• 1 January 1984
    • journal article
    • research article
    • Vol. 63  (2) , 384-392
Abstract
A variety of chemical agents have been shown to induce differentiation in in vitro cultured neoplastic cell lines. Blast cells in the peripheral blood of acute nonlymphoid leukemia patients treated with the drug harringtonine appeared to undergo morphologic changes that suggested differentiation. In view of the relatively minimal myelotoxicity of harringtonine. Harringtonine was probably acting by differentiation-induction which concomitantly arrested cell division. This hypothesis was tested using 2 different experimental approaches. The [human] promyelocytic leukemic cell line, HL-60, was cultured with harringtonine and shown to differentiate into a cell, which by functional cell surface marker and morphologic criteria closely resembled normal monocytes. These changes were accompanied and slightly preceded by loss of proliferative capacity.

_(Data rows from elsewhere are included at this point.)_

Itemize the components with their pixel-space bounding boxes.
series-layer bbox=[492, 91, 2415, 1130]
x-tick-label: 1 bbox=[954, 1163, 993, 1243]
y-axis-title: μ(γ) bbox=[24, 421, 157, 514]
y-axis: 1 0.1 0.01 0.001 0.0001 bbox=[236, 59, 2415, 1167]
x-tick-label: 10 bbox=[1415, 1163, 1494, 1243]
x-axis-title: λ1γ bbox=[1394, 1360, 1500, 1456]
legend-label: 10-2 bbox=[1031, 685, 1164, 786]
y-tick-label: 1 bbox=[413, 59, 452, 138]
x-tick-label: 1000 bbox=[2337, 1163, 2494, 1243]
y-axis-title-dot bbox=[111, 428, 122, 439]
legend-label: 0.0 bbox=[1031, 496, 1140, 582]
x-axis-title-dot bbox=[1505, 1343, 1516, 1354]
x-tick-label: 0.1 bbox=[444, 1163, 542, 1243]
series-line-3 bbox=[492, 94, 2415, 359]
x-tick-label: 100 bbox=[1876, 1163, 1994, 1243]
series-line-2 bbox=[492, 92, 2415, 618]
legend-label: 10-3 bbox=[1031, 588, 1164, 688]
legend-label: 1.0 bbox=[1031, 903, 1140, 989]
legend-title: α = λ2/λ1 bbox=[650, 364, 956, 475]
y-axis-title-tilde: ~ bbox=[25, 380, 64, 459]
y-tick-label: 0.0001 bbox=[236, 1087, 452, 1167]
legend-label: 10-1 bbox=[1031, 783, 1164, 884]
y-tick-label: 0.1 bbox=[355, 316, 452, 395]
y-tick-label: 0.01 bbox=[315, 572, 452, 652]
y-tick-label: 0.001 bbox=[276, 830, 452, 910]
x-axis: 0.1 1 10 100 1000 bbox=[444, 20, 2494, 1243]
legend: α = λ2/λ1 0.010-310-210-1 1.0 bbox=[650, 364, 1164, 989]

Then, to prove that the leukemic blasts were the cells undergoing the changes observed in vivo, freshly isolated leukemia cell populations were cultured with harringtonine; morphologic changes paralleling those seen in the patients were observed. Thus, the antileukemic effect of harringtonine appeared to be due to diversion of the proliferating blast cells into a differentiation pathway, which, as in normal myeloid cells, resulted in the arrest of proliferation.